Bu nedenle, kendilerine kolaylıkla bağlanabiliyoruz. Kimisi Phoebe’nin o vurdumduymaz, biraz çatlak ve hayalperest kişiliğinden bir parça buluyor. Kimisi ise Monica’nın hırsından, temizlik delisi olmasından.. Ya da bazısı Joey’nin saf ama karizmatik hallerinde kendini görüyor. Ya da Chandler gibi bir adam olmanın hayalini kuruyor. Veya bazısı Ross ve Rachel’ın gitgelli ilişkisini sürekli yaşıyor. Bu karakterlerin dönüm noktalarına tanık olmak ister istemez insana kendi dönüm noktalarını da hatırlatıyor.
Bir de bu işin arkadaşlık teması var. Bu tema şimdilerde Z kuşağı dediğimiz, bu kuşağın aslında kanayan yaralarından biri. Çünkü özellikle sosyal medya ile bu bağların etkisi azalmaya, hatta yok olmaya başladı. Kimse kimseye güvenemez, destekleyemez oldu.

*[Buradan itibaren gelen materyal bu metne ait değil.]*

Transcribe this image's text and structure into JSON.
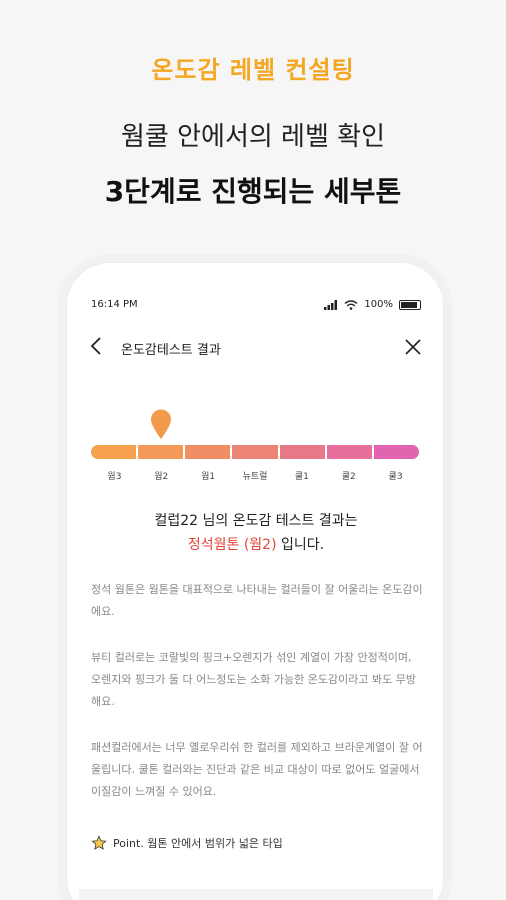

Dizideki bu altı karakterin arkadaşlık ilişkileri, sevgi, güven, sadakat, paylaşım, destek ve anlayış gibi değerlerin ön planda olması, biz izleyicileri özendiren nitelik taşıyor. Zor zamanlarda karakterlerin birbirlerine destek olup birbirlerinin hayatlarına aktif bir şekilde katılmaları kendi çevremizi düşündüren nitelikte.

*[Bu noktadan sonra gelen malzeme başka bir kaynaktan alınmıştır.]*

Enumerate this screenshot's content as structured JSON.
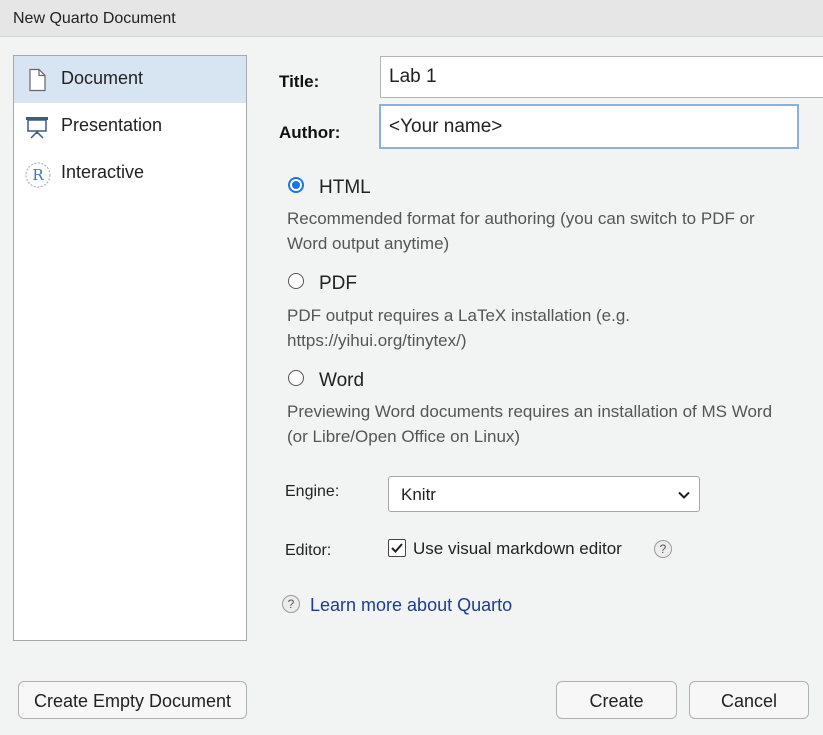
{
  "window": {
    "title": "New Quarto Document"
  },
  "sidebar": {
    "items": [
      {
        "label": "Document",
        "icon": "document-icon",
        "active": true
      },
      {
        "label": "Presentation",
        "icon": "presentation-icon",
        "active": false
      },
      {
        "label": "Interactive",
        "icon": "r-logo-icon",
        "active": false
      }
    ]
  },
  "form": {
    "title_label": "Title:",
    "title_value": "Lab 1",
    "author_label": "Author:",
    "author_value": "<Your name>"
  },
  "formats": [
    {
      "label": "HTML",
      "checked": true,
      "description": "Recommended format for authoring (you can switch to PDF or Word output anytime)"
    },
    {
      "label": "PDF",
      "checked": false,
      "description": "PDF output requires a LaTeX installation (e.g. https://yihui.org/tinytex/)"
    },
    {
      "label": "Word",
      "checked": false,
      "description": "Previewing Word documents requires an installation of MS Word (or Libre/Open Office on Linux)"
    }
  ],
  "engine": {
    "label": "Engine:",
    "value": "Knitr"
  },
  "editor": {
    "label": "Editor:",
    "checkbox_label": "Use visual markdown editor",
    "checked": true
  },
  "help": {
    "glyph": "?",
    "learn_more": "Learn more about Quarto"
  },
  "buttons": {
    "create_empty": "Create Empty Document",
    "create": "Create",
    "cancel": "Cancel"
  },
  "colors": {
    "accent": "#1a73e8",
    "selected_bg": "#d7e4f1",
    "link": "#1c3d8f"
  }
}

Şimdilerde bazı insanların birbirlerinin mutluluğu için sevinmelerini görmek ve üzüntülerini paylaşmak çok azaldı. Bu arkadaşlık ilişkileri dizide çok iyi vurgulanarak yansıması bizlere sevginin önemini hatırlatırken empatinin de değerini gösteriyor. Bu dizi çok fazla karakteri barındırdığı için biriyle empati kuruyorsunuz ister istemez. Sizlerin en fazla sevdiği karakteri de merak etmiyor değilim. Belki yorumlarda belirtmek istersiniz.
Hikâyecilik ve Uzun Ömürlülük
Diziyi bir diğer etkin kılan yönüyse hikâyeciliği ve uzun ömürlü olması. Hikâye anlatımı, karakterlerin hayatındaki değişimleri çok iyi yansıtır. Tüm bu komedinin içerisinde karakterlerin gelişimi de devam eder ve sonuca bağlanır.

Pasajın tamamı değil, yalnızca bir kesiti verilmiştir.